La llegada de Leo

viernes, 13 de marzo de 2009

Leo volvió a mirar el papel en el que tenía escrita la dirección. Comprobó el nombre de la calle, el número, el piso, pero no se había equivocado. Suspiró cansado.

Apenas podía creer que después de tantas semanas de viaje lo hubiera conseguido; había tenido que trabajar en el barco porque no tenía dinero para pagarse el billete, y le había costado sangre, dios y ayuda llegar desde el puerto de Lisboa, donde le había dejado el transatlántico, hasta el centro de la capital de España, porque no le había quedado más remedio que viajar haciendo autostop, recorriendo más de 500km viviendo en la carretera. Pero finalmente había llegado a su destino. Hecho un manojo de nervios, llamó al timbre; al cabo de un rato, la puerta se abrió.

- Hola- saludó Noa- ¿puedo ayudarte en algo?

Noa miró de arriba abajo al recién llegado. Tenía la mayor parte de la cara oculta por el pelo, negro y sucio; y un pañuelo en el cuello, pero lo poco de rostro que se distinguía mostraba una gran capa de suciedad. Sus ropas también estaban hechas polvo, y se le veía muy cansado.

- Mi nombre es Leolénitas Riser, bueno, Leo. Venía por el anuncio del periódico…
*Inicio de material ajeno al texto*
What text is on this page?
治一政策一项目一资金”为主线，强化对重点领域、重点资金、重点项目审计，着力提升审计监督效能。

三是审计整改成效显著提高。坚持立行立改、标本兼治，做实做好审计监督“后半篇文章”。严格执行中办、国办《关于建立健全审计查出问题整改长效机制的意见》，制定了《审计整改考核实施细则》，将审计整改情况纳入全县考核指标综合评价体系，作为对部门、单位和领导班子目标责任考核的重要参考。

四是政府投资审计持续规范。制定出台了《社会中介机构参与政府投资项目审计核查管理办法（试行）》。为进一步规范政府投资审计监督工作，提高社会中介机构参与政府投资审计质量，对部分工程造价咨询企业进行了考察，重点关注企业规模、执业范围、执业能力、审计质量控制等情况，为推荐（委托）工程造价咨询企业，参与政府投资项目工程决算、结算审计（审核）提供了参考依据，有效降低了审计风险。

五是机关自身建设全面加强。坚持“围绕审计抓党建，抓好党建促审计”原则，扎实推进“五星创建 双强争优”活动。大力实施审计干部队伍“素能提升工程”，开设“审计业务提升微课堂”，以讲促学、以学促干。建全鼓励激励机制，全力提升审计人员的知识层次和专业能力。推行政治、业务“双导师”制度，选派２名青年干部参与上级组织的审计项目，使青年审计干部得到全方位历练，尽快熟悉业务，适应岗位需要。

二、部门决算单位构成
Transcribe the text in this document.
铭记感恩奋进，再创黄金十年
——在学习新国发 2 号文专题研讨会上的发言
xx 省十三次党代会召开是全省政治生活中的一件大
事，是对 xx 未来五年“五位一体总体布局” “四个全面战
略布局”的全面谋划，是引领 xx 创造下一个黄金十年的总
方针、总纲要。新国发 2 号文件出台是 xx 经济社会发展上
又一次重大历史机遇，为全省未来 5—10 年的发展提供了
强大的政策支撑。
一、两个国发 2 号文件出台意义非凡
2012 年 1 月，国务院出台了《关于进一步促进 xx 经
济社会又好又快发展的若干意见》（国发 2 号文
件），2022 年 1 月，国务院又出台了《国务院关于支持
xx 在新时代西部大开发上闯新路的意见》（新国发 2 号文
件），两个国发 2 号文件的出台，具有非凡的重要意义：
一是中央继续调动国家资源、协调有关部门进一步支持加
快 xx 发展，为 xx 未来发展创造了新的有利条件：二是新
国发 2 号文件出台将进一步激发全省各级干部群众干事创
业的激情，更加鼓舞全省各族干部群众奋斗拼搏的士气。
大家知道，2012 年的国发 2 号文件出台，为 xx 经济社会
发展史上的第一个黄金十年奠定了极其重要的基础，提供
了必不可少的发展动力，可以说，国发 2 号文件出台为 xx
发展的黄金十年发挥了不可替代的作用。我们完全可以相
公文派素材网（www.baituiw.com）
- ¡Oh, qué bien! Yo soy Noa- le tendió la mano- Siéntete como en tu casa, te llevaré la mochila.

- No hace falta, gracias- Leo cruzó el umbral, agradeciéndole con la cabeza su ofrecimiento. Se le hacía raro que alguien le tratara con tanta educación, cuando durante toda su vida y gran parte de su viaje no había sido más que escoria para el resto de la gente. Se volvió hacia la joven de pelo corto, muerto de vergüenza- No sé muy bien cómo decir esto… pero aún no tengo dinero para pagar el piso. Creo que debería saberlo antes de que haya algún problema.

Noa se quedó de piedra. Precisamente lo que necesitaba de un compañero de piso era poder pagar el alquiler un poco más desahogadamente, y no sólo no iba a ayudarle sino que además sería otra boca más que alimentar. La ira comenzó a inundar sus sentidos: ¿acaso había pensado que era tonta o qué? ¿Pretendía vivir gratis, a costa de los demás?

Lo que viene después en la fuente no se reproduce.